Ma il distinguo è il seguente. Che proprio nella città di Roma, per esempio, si ebbe invece la prova del contrario; ossia che non è vero che chiunque varchi la maledetta linea d'ombra dell'elezione a una carica pubblica subisca poi una mutazione diventando un pezzo del Potere.

Infatti Giulio Carlo Argan, dal 1976 al 1979, e Luigi Petroselli, dal 1979 al 1981, e le loro giunte e maggioranze rispettive, incarnano il più palmare dei controesempi alla tesi assoluta, rendendola perciò relativa, del peraltro perspicace e coraggioso, intellettualmente onestissimo, Tomaso Montanari: grazie a costoro, all'opera politica e amministrativa loro, l'elezione di cittadini a carica pubblica non significò né mutazione né integrazione nel Potere, bensì costruzione di città e di civiltà, di socialità e cultura come non si è più dato successivamente.

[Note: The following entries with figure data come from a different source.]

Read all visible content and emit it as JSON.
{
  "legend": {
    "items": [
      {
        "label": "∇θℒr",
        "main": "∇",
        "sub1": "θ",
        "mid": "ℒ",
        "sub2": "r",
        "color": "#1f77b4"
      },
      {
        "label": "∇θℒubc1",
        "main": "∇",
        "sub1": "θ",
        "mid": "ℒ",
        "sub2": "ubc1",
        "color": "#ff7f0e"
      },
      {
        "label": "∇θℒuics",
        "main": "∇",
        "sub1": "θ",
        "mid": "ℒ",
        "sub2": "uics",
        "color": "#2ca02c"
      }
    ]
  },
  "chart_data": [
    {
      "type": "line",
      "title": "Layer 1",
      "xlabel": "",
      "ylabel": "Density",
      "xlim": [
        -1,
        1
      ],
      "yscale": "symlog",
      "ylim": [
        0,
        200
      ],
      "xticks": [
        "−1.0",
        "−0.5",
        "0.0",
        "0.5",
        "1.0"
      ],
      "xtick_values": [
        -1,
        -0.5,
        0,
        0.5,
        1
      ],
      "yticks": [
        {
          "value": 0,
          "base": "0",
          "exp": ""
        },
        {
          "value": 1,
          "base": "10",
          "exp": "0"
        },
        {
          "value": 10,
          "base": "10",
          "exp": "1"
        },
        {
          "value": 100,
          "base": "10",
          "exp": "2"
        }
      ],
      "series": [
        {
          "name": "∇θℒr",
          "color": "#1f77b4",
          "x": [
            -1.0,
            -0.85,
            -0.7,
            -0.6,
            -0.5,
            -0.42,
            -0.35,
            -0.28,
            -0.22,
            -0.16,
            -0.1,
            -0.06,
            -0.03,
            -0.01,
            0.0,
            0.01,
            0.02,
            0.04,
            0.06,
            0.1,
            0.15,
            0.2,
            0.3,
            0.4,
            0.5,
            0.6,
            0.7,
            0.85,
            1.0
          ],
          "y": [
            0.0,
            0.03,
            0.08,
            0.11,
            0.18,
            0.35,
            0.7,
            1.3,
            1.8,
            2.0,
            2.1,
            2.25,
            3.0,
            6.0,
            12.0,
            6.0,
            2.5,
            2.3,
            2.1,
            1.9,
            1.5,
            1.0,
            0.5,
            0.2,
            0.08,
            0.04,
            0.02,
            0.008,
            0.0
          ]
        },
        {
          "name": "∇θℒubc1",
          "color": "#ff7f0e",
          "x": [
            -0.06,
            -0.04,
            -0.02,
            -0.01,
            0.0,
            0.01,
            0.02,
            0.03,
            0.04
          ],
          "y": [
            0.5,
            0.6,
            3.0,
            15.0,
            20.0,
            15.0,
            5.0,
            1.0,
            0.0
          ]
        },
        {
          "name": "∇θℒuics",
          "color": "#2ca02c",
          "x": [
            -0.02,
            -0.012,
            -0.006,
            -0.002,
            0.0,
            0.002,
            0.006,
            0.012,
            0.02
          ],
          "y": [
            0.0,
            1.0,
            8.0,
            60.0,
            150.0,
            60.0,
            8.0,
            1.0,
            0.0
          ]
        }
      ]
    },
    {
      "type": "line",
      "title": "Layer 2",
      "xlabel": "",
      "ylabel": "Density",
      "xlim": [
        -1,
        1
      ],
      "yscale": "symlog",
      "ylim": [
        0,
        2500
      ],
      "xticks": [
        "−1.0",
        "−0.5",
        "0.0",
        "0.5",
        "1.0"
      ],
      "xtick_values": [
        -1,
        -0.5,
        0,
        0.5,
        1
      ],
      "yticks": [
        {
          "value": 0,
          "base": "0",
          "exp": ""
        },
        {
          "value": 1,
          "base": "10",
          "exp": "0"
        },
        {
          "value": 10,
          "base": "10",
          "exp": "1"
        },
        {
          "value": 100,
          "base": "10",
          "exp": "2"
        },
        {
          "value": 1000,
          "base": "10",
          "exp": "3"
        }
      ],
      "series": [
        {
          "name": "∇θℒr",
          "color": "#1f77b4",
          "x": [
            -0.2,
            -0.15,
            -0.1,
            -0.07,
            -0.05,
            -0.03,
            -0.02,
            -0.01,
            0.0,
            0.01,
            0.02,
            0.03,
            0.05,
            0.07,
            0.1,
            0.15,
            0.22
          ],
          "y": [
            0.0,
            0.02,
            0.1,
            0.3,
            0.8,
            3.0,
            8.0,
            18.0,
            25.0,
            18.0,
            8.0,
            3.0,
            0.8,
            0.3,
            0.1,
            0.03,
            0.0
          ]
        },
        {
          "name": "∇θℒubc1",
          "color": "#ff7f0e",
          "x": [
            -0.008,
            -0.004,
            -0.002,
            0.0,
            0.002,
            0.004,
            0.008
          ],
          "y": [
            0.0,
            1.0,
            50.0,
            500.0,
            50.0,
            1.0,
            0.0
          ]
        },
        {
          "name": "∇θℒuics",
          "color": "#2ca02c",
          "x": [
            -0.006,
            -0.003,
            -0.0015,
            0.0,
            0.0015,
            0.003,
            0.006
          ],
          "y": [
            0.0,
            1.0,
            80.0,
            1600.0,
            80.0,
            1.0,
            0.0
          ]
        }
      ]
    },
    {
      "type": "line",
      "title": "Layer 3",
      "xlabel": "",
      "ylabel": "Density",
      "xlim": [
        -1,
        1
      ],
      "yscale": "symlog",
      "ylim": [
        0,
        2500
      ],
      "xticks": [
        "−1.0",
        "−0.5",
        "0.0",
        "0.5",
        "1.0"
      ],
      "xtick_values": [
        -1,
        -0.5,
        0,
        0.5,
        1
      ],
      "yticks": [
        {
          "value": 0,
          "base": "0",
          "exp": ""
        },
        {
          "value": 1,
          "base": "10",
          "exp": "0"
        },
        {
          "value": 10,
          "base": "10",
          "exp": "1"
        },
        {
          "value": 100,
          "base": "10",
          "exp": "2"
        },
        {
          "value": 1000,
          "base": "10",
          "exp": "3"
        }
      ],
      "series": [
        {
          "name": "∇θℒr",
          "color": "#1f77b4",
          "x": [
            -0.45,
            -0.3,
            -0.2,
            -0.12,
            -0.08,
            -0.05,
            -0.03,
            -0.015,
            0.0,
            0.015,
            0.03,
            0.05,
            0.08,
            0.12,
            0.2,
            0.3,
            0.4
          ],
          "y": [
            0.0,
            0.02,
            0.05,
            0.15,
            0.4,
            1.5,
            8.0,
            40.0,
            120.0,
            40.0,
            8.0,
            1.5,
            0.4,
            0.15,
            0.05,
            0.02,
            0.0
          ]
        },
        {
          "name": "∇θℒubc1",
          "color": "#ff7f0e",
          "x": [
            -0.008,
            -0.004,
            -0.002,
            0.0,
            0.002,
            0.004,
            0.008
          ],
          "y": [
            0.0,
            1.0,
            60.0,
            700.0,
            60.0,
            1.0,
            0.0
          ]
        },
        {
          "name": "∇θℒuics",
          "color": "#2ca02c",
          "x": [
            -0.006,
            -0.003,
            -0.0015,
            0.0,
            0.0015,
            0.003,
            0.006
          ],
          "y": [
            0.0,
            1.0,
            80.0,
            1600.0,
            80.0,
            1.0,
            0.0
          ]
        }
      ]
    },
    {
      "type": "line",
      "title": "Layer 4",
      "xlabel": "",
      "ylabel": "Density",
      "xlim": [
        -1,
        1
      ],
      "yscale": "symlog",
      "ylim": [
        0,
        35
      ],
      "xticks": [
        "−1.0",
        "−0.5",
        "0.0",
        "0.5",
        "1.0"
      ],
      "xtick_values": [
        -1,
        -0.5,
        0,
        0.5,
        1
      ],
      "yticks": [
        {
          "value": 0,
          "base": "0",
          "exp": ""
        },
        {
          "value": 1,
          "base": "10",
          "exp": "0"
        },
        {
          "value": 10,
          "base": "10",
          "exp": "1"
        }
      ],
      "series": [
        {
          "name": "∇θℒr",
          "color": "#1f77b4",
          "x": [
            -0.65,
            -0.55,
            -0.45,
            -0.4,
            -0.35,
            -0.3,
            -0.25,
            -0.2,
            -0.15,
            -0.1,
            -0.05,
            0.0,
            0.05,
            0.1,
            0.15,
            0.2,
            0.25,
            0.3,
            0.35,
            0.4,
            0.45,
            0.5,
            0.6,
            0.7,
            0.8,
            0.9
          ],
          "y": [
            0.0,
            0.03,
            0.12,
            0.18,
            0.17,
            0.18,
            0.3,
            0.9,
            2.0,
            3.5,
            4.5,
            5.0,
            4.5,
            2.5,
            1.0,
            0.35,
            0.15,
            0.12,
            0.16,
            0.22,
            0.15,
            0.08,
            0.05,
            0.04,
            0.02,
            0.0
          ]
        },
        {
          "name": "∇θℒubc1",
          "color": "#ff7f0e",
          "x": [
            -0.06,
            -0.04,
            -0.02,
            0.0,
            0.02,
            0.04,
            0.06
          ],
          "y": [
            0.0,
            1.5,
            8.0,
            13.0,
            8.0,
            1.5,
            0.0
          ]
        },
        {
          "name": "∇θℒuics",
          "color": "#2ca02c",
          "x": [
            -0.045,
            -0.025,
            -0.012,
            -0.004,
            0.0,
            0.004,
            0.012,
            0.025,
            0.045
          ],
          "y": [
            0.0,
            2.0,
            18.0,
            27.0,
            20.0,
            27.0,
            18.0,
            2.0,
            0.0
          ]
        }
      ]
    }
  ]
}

Perché? Credo per un'ideologia (parolaccia), per un'idea (meglio) e una visione concreta di società (e di umanità). Anzi, ne sono sicuro. Argan, un indipendente eletto nel Partito Comunista Italiano, e Petroselli, un comunista fin dall'immediato dopoguerra, e tutte e tutti i loro collaboratori e tutte e tutti i compagni loro (e nostri), stanno lì nella Storia di Roma a dimostrare che c'è stato almeno qualcuno in qualche momento che ha fatto della politica un servizio pubblico, non un affare privato. (E' affare privato, ovviamente, anche berciare 'onestà' e razzolare favori, nella peggiore delle ipotesi. E lo è, meno ovvio ma convicetevene, nella migliore anche occupare lo spazio politico, ottenere un mandato a governare e semplicemente non svolgerlo.)
Poi quel momento passò.


Oggi era stato un giornalista romano della vecchia guardia come Vittorio Emiliani (e non un cronista velenoso di quelli oggi in circolazione) a ricordare che secondo l’Ispra, nel Comune di Roma risultano mangiati da asfalto e cemento almeno 31.000 ettari su 129.000, un quarto. Ma sono molti di più con l’abusivismo che, prima dell’ultimo condono, si era portato via 5.000 ettari. “Quei 31.000 e più ettari coperti dalla coltre di cemento equivalgono alla somma di Milano e Torino senza più un filo d’erba. Roma è scaduta dal 1° al 3° fra i Comuni più verdi. Dall’altro lato, si stima siano circa gli 185.000 alloggi vuoti, invenduti, e molti uffici (degli stessi Parnasi alla Bufalotta)”. Una fotografia nota ma impietosa del dominio dei palazzinari, dei cementificatori e della speculazione edilizia su un territorio, sulla città e sulla sua vita sociale. Uno scempio sul quale la giunta Raggi non potrà neanche più celarsi dietro la foglia di fico dell'assessore Berdini che, almeno su questo, ha dimostrato ai avere le idee più chiare delle amministrazioni comunali di Roma presenti e passate.
I 5Stelle sono solo l'ultimo frutto rancido di quella malapianta. Non è emendabile da fuori, caro Montanari, né da dentro, caro Berdini; non più di quanto lo fossero, e siano tuttora, la destra e il centrodestra, il centro e il centrosinistra del variopinto ventaglio politico-mediatico, mutevole eppure immobile.


E' ben per questo che la linea d'ombra, su questo ha ragione Montanari, oggi come oggi passa sopra tutto quanto. E' tutto al di qua di essa, tutto sotto.
Perfino un tentativo in buona fede, semmai ciò sia stato, come quello di Berdini.